Die fortbestehende Heiligkeit des Ortes löste heftige Debatten darüber aus, ob ein Betreten des Tempelbergs gestattet sei. Eine zentrale Sorge war und ist dabei die Gefahr, dass der Besucher aus Versehen den Ort des Allerheiligsten betreten könnte, was nach der Halacha strengstens verboten ist. Auch wurde die Frage gestellt, ob Menschen nach dem Tempelfall überhaupt die Möglichkeit hätten, einen für das Betreten des Tempels erforderlichen Zustand ritueller Reinheit zu erreichen. Dabei gingen die rabbinischen Meinungen im Laufe der Jahrhunderte zum Teil weit auseinander. Nach dem Sechstagekrieg von 1967 verbot das israelische Oberrabbinat jegliches Betreten des Tempelbergs. Indessen gibt es, vor allem im nationalreligiösen Lager, rabbinische Autoritäten, die das Begehen bestimmter Teile des Tempelbergs erlauben.
Im Talmud findet sich die berühmte Erzählung von vier Gelehrten – Rabbi Akiva, Rabban Gamaliel, Rabbi Elasar Ben-Asaria und Rabbi Jehoschua Ben-Chanania –, die den in Ruinen liegenden Tempelberg besuchten und einen Fuchs aus dem Tempel herauskommen sahen. Aus diesem Besuch schöpfte Rabbi Akiva trotz der Verzweiflung seiner Begleiter die Hoffnung auf einen Wiederaufbau Jerusalems und des Tempels. Historisch gesehen, betont Professor Schwartz, gab es immer Juden, die den Tempelberg betraten und dort beteten, was allerdings von den christlichen beziehungsweise moslemischen Herrschern nicht immer erlaubt wurde.
Anders als der Erste Tempel ist der Zweite Tempel in historischen Quellen außerhalb des Tanach ausführlich dokumentiert. Ein wichtiges historisches Zeugnis ist auch die Abbildung der von den Römern aus dem Tempel geraubten und nach Rom verbrachten Kultgegenstände auf dem Triumphbogen von Titus, inklusive der Menora. Im Großen und Ganzen, so Professor Schwartz, sei die Abbildung der Menora als korrekt anzusehen. Ob alle Details des Menora-Reliefs geschichtsgetreu seien, lasse sich allerdings nicht sagen: Dem Triumphator, glaubt Schwartz, dürften Einzelheiten unwichtig gewesen sein.
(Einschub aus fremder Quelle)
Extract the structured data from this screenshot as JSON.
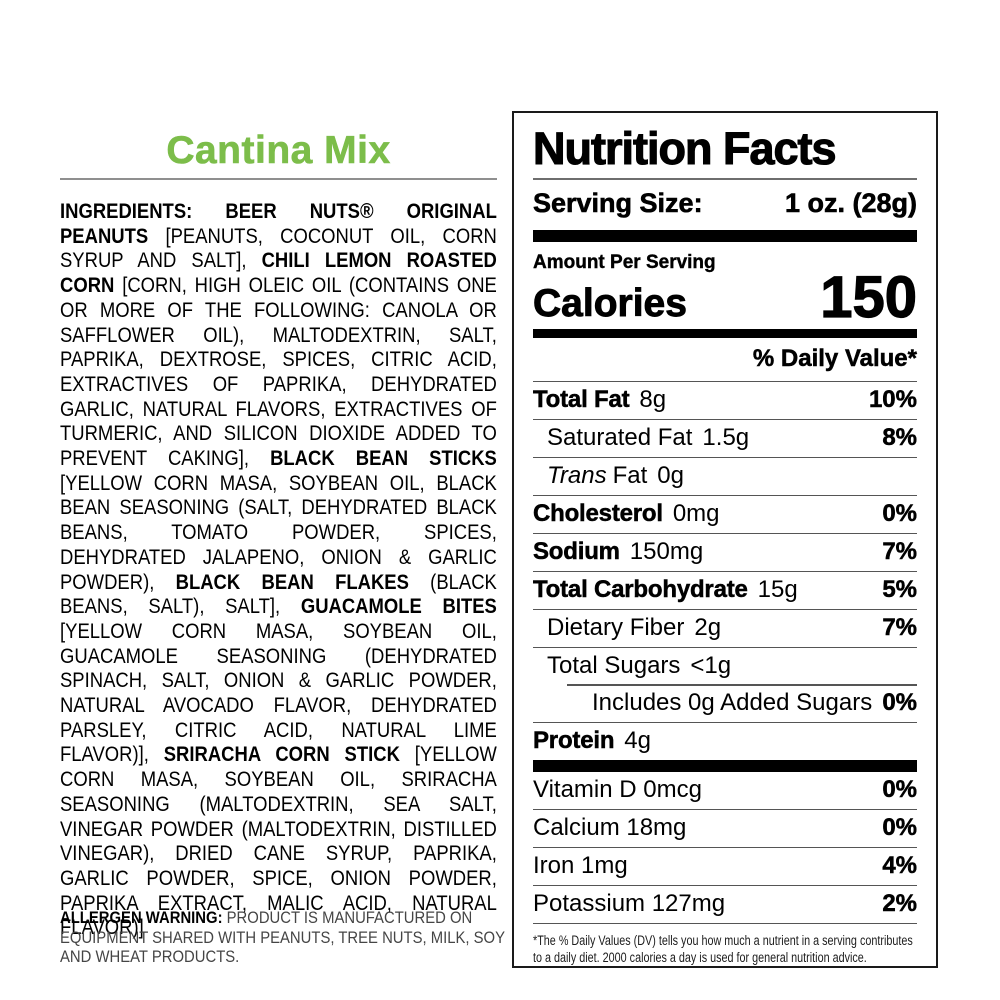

Im Christentum und im Islam wurde die Historizität des Ersten und des Zweiten Tempels nicht bestritten – inklusive ihres Standorts in Jerusalem. Allerdings deuteten beide Religionen die Tempelzerstörung als ein Zeichen für die Überlegenheit ihres eigenen Glaubens. Bei den Christen wurde das Ereignis oft als Strafe für die Weigerung der Juden gedeutet, den eigenen Glauben aufzugeben und zum Christentum überzutreten.
Im Islam wiederum galt die Tatsache, dass die Al-Aksa-Moschee und der Felsendom dort erbaut wurden, wo einst der salomonische Tempel gestanden hatte, als ein Beweis dafür, dass der Islam das Judentum als Gottes bevorzugte Religion abgelöst habe. Noch im Jahr 1929 veröffentlichte der Moslemische Oberrat im britischen Mandatspalästina eine Broschüre, in der es zum Erhabenen Heiligtum, al-Haram al-Scharif, wie der Tempelberg auf Arabisch genannt wird, hieß: „Diese Stätte ist eine der ältesten in der Welt. Ihre Heiligkeit reicht in die früheste (vielleicht prähistorische) Zeit zurück. Ihre Identität mit der Stätte des salomonischen Tempels steht außer Zweifel.“ Erst nach der Staatsgründung Israels wurde die Leugnung jeglicher Verbindung zwischen dem Judentum und Jerusalem, inklusive des Tempelberges, zum Grundton antiisraelischer Propaganda.